Further fueling the debate over whether cybercriminals should be allowed to benefit from their crimes, U.S. Assistant Secretary of Defense Arthur Money told a crowd of cyber-vandals in Las Vegas, Nevada Friday that they should give up their destructive ways and help the U.S. government fend off cyberattacks from foreign governments.
Money’s remarks came at the eighth annual DEF CON 8.0 convention, where he and colleagues from the Federal Computer Incident Response Center (FedCIRC), the Air Force, and the Department of Defense (DOD) took part in a “Meet the Fed” panel discussion.
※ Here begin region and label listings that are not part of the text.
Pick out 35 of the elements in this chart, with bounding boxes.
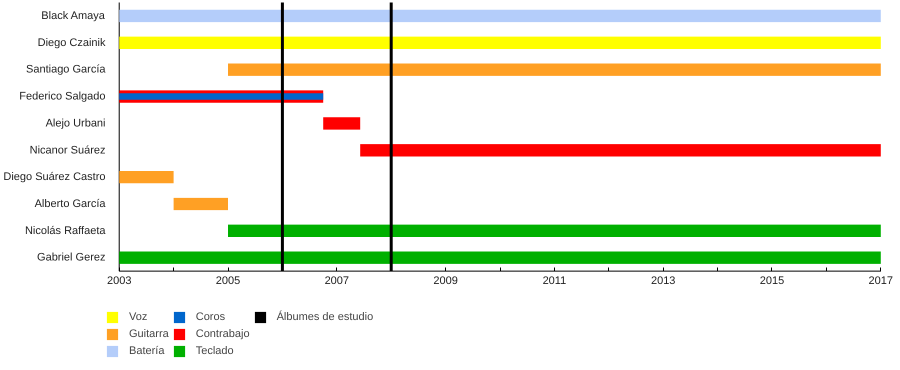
bar — [119, 93, 324, 100]
bar — [228, 224, 881, 238]
x-tick-label: 2015 — [760, 275, 784, 288]
bar — [119, 252, 881, 264]
legend-label: Guitarra — [129, 327, 169, 341]
bar — [174, 198, 228, 210]
x-tick-label: 2011 — [542, 275, 566, 288]
y-tick-label: Alejo Urbani — [46, 117, 106, 130]
bar — [119, 170, 174, 184]
legend-label: Batería — [129, 344, 164, 358]
legend-label: Teclado — [196, 344, 234, 358]
y-tick-label: Gabriel Gerez — [37, 252, 106, 264]
x-tick-label: 2009 — [433, 275, 458, 288]
y-tick-label: Santiago García — [26, 64, 106, 76]
bar — [323, 117, 360, 130]
bar — [360, 144, 881, 156]
y-tick-label: Federico Salgado — [19, 90, 106, 103]
x-tick-label: 2005 — [216, 275, 240, 288]
legend-label: Coros — [196, 310, 226, 324]
y-tick-label: Diego Suárez Castro — [3, 171, 106, 184]
bar — [119, 36, 881, 49]
y-tick-label: Nicanor Suárez — [30, 144, 106, 156]
legend-label: Álbumes de estudio — [276, 310, 374, 324]
x-tick-label: 2003 — [106, 275, 132, 288]
bar — [228, 63, 881, 76]
y-tick-label: Nicolás Raffaeta — [24, 224, 106, 237]
legend-label: Contrabajo — [196, 327, 250, 341]
x-tick-label: 2007 — [324, 275, 350, 288]
x-tick-label: 2013 — [650, 275, 676, 288]
y-tick-label: Black Amaya — [41, 10, 106, 22]
y-tick-label: Alberto García — [34, 198, 106, 210]
bar — [119, 10, 881, 22]
legend-label: Voz — [129, 310, 148, 324]
y-tick-label: Diego Czainik — [38, 36, 106, 49]
x-tick-label: 2017 — [868, 275, 894, 288]
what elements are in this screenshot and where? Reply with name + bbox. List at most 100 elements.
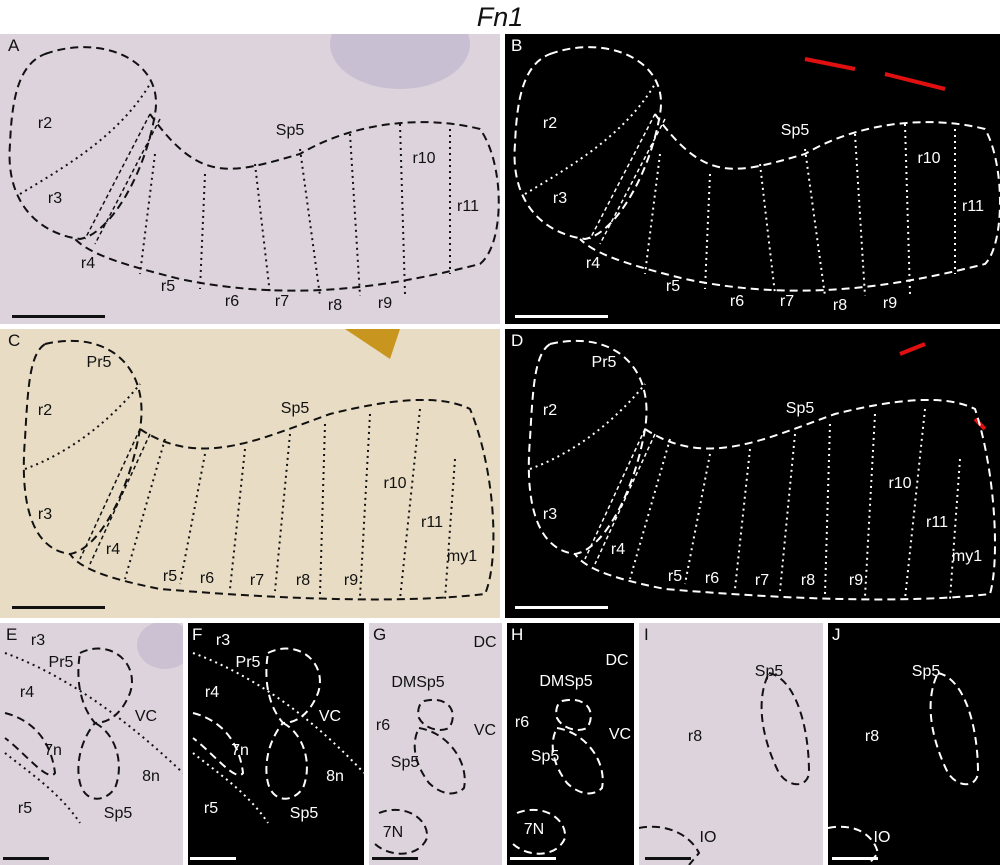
region-label: r10 bbox=[383, 475, 407, 492]
region-label: r10 bbox=[888, 475, 912, 492]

The Pentagon’s Chief Information Officer with responsibility for command, control, communications and intelligence, told the assembled hackers, “If you are extremely talented, and you are wondering what you’d like to do for the rest of your life — join us, and help us educate our people.”
Adding Up Costs
Money and the other government officials did not pull any punches in telling the computer geniuses exactly how costly and disruptive their attacks are. Money said that there were 22,124 attacks in 1999 — each costing almost $1.5 million (US$) — against Department of Defense (DOD) computers. Total bill: $25 billion to defend against hackers.
Said Money, “It might be viewed as a challenge, it might be viewed as fun to hack into things, but you might be affecting the lives of people. I would rather have my attention focused on what rogue states are doing to us than being harassed seven times a day figuring out what some guy is doing to us.”
David Jerrold, director of FedCIRC, was equally blunt with the hackers. He said, “There are those things that are fine for education or curiosity, and that’s good. But those of you who do things for anarchy or for destroying data — there is no glory in being an [expletive deleted].”
Jerrold told the hackers that they should call him the next time they discover a security hole in federal computers, instead of posting the discovery on message boards.
Toys, Not Money
The Feds told the hackers that working for the government would not have the same financial rewards as working for a private security firm. However, according to Dick Schaefer, director of infrastructure and information assurance for the DOD, there are other perks.
He said, “We have got some of the most sophisticated toys in the world. If you would like to get access to those toys and become a part of a very elite team, we would like to talk to you.”
The Lawless Zone
While the U.S. military is looking to hire hackers, the European Union (EU) wants to put them behind bars. At an unofficial meeting of EU justice and interior ministers in the French port of Marsaille on Saturday, EU Ministers vowed to crack down on cybercrime — including fraud, child pornography, and hacking — by working with other nations to track down cybercriminals who strike across national boundaries.
French Justice Minister Elisabeth Guigou said after the meeting, “It is not at all our intention to limit the development of the Internet, but we must avoid letting it become a lawless zone.”
Taking Legal Action
The European Commission, the EU’s executive body, outlined several proposals to crack down on Internet crime. The Commission believes that new laws are needed to close legal loopholes on fraud and hacking. Also needed are rules to allow police to seize computer data from other countries.
European Commissioner Antoni Vitorino told the EU ministers that “Existing forms of mutual assistance are entirely inadequate for fast moving and complex investigations on the Internet.” He would like member states to take action to ensure their police forces are up to speed on the latest technology.
The goal, according to Vitorino, is to combat e-crime without stifling e-commerce. He said, “Governments should recognize that the needs of law enforcement may place burdens on industry and thus take reasonable steps to minimize such burdens.”